4.- Während SUVA und Vorinstanz die am 20. Juni 1978 abgeschlossene Vereinbarung, wonach der berufs- und ortsübliche Jahreslohn bis auf Widerruf Fr. 36'000.- beträgt, als bindend betrachten, verlangt der Beschwerdeführer, der Betrag sei losgelöst von dieser Abmachung anhand der wirklichen Verhältnisse festzulegen. 
 
5.- a) Im Unterschied zur freiwilligen Versicherung (Art. 138 UVV) ist die vertragliche Festsetzung des versicherten Verdienstes als Grundlage für die Beitragsfestsetzung wie auch die Leistungszusprechung in der obligatorischen Versicherung gesetzlich nicht vorgesehen. Indessen sind verwaltungsrechtliche Verträge nicht nur dort zulässig, wo sie das Gesetz ausdrücklich erwähnt. Sie können auch stillschweigend zugelassen sein, sofern sie vom Gesetz nicht ausdrücklich ausgeschlossen sind (BGE 105 Ia 209 Erw. 2a; 103 Ia 512 Erw. 3a).
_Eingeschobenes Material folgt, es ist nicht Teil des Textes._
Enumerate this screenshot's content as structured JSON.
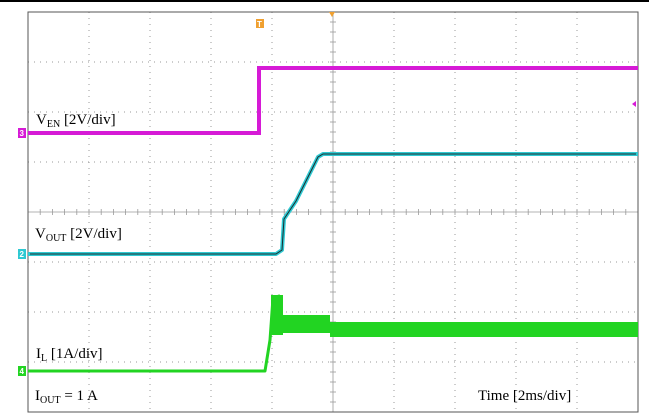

Vorausgesetzt ist indessen, dass das Gesetz nach seinem Sinn und Zweck der Konkretisierung durch verwaltungsrechtlichen Vertrag und nicht durch Verfügung bedarf (Häfelin/Haller, Grundriss des Allgemeinen Verwaltungsrechts, 3. Aufl., Zürich 1998, S. 219 Rz. 862; Blaise Knapp, Grundlagen des Verwaltungsrechts, Band I, Basel 1992, N 1521; vgl. auch Schwarzenbach-Hanhart, Grundriss des allgemeinen Verwaltungsrechts, 11. Aufl., Bern 1997, S. 145). Zu beachten ist in diesem Zusammenhang, dass eine als zulässig betrachtete Vereinbarung grundsätzlich nur inter partes Geltung hat und daher auch nicht einer Drittperson bei deren Leistungsbegehren entgegen gehalten werden kann. Dies ist indessen vorliegend ohne Belang, da dem Beschwerdeführer mit Blick auf den Umstand, dass er das Formular vom 20. Juni 1978 namens der Firma unterzeichnet und in der Folgezeit bis zum Unfallereignis eine dominierende Stellung in der Gesellschaft inne hatte, das Verhalten des Arbeitgebers voll anzurechnen ist. 
 
b) Eine Konkretisierung des berufs- und ortsüblichen Lohnes gemäss Art. 22 Abs. 2 lit. c UVV mittels verwaltungsrechtlichen Vertrages wäre einzig dann zulässig, wenn der Versicherer zu dessen Ermittlung auf die Mitwirkung des Versicherten angewiesen und daher dessen Einbindung in die Sachverhaltsabklärung erforderlich ist. Eine Antwort darauf setzt die Klärung des Begriffs berufs- und ortsüblicher Lohn voraus. 
 
c) Dem Begriff "orts- und berufsüblicher Lohn" ist die Frage nach dem mit der Ausübung einer bestimmten Tätigkeit ordentlicherweise erzielbaren Verdienst eigen. Darunter fallen auch (und in erster Linie) die Löhne von in vergleichbarer Funktion tätigen Angestellten ohne besondere Beziehung zum Arbeitgeber, was übrigens nicht nur der Wortlaut, sondern auch der Zweck der fraglichen Bestimmungen gebietet. Es soll sichergestellt werden, dass Personen mit persönlicher Verflechtung mit dem Arbeitgeber mindestens einem marktkonformen Lohn entsprechend versichert sind (vgl. auch das Votum des damaligen Vizedirektors des bei der Ausarbeitung der UVV federführenden BSV anlässlich der Kommissionssitzung zur Vorbereitung der Verordnung über die obligatorische Unfallversicherung vom 29. April 1981, wonach die vom Bundesamt vorgeschlagene Bestimmung erreichen will, dass Leute, die wegen ihrer Stellung einen niedrigeren Lohn als den üblichen hätten, sich für den orts- und berufsüblichen Lohn versichern können; Sitzungsprotokoll, S. 33). Hingegen geht es nicht darum, die tatsächlichen Einkommensverhältnisse (AHV-pflichtiger Lohn, zuzügl. verdeckte Gewinnausschüttung, nicht deklarierter Naturallohn, in der Firma belassener Gewinn, etc.) zu erfassen, wovon die SUVA auszugehen scheint und was in der Tat ohne die Mitwirkung der Arbeitgeberin nahezu unmöglich wäre.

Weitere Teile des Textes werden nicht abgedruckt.